Whether you are configuring your embedded web application to use EAS for Tableau Server, or as a connected app on Tableau Cloud, you need to configure the JWT so that it includes a registered claim for the scope ("scp"). For embedded views, set the value as tableau:views:embed. For embedded web authoring, set this value as tableau:views:embed_authoring. For embedding metrics, set this value to tableau:metrics:embed. For embedding Ask Data, set this value to tableau:ask_data:embed. You can specify more than one value for the scope. For example, for embedded web authoring you would want to also include the scope for viewing. The scope respects the permissions a user already has configured in Tableau, which allows the user to interact with the the view the way they can on Tableau directly. You then explicitly pass the JWT that is generated by the EAS or by your web server to the <tableau-viz>, <tableau-authoring-viz>, or <tableau-ask-data> web component. You do this by using the token attribute.
For example, you could programmatically build the JWT based on the connected app secrets and then add it to the <tableau-viz> web component as the token attribute, or if you are using JavaScript assign the JWT to the TableauViz.token property.
<tableau-viz id="tableauViz"
src='https://your-tableau-server/views/my-workbook/my-view'
token="JWT generated from connected app secrets">
</tableau-viz>
Information about configuring the JWT for embedding is covered in the Tableau connected app documentation.
For Tableau Cloud, see Configure Tableau Connected Apps to Enable SSO for Embedded Content, or Configure Connected Apps with OAuth 2.0 Trust.
For Tableau Server, see Register EAS to Enable SSO for Embedded Content (Linux) or Register EAS to Enable SSO for Embedded Content (Windows)
When you embed a view that has been configured to use a Tableau connected app for authentication, the domain allowlist of the connected app is not affected by the Tableau Site settings for embedding. For more information about how the site settings relate to connected apps, see the Tableau Site settings for embedding and connected apps.
The Tableau Cloud site setting, Control User Access in Authentication Workflows enables user attribute functions used in embedded content to accept the passing of user attributes from a JSON Web Token (JWT).
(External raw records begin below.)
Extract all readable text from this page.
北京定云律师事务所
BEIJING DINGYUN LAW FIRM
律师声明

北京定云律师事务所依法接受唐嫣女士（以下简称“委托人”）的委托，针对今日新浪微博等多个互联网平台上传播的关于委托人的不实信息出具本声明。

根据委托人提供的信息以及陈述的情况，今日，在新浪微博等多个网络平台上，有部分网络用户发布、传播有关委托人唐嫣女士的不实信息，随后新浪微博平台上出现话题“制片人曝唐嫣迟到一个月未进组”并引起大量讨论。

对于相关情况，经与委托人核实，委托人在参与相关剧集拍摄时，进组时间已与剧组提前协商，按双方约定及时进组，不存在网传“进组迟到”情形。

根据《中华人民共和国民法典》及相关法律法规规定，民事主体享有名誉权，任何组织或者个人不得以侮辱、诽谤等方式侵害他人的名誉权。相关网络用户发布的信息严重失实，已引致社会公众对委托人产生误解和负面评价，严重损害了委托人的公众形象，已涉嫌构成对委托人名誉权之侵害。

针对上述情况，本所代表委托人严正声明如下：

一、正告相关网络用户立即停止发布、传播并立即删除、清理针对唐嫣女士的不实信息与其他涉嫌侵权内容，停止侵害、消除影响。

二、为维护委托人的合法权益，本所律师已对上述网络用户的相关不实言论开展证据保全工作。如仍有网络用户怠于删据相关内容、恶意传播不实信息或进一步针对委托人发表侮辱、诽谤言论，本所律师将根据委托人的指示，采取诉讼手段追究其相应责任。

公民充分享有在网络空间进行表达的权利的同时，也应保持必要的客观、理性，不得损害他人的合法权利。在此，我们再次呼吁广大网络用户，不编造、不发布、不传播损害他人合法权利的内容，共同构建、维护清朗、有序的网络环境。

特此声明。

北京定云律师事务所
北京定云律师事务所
The use attributes are passed to Tableau to control and customize the data that can be shown to the user at runtime. Fore more information about user attributes, see Customize and Control Data Access Using User Attributes.
To enable this setting, sign in to Tableau Cloud as a site admin, select Settings > Authentication, and then select the Enable capture of user attributes in authentication workflows checkbox. Alternatively, you can use the Update Site endpoint using the Tableau REST API to programmatically enable the attribute-capture-enabled setting.
For views hosted on Tableau Server, see Register EAS to Enable SSO for Embedded Content (Linux) or Register EAS to Enable SSO for Embedded Content (Windows).
For views hosted on Tableau Cloud, see Configure Tableau Connected Apps to Enable SSO for Embedded Content.
For information about setting up a connected app on Tableau Server or Tableau Cloud using the REST API, see Connected App Methods.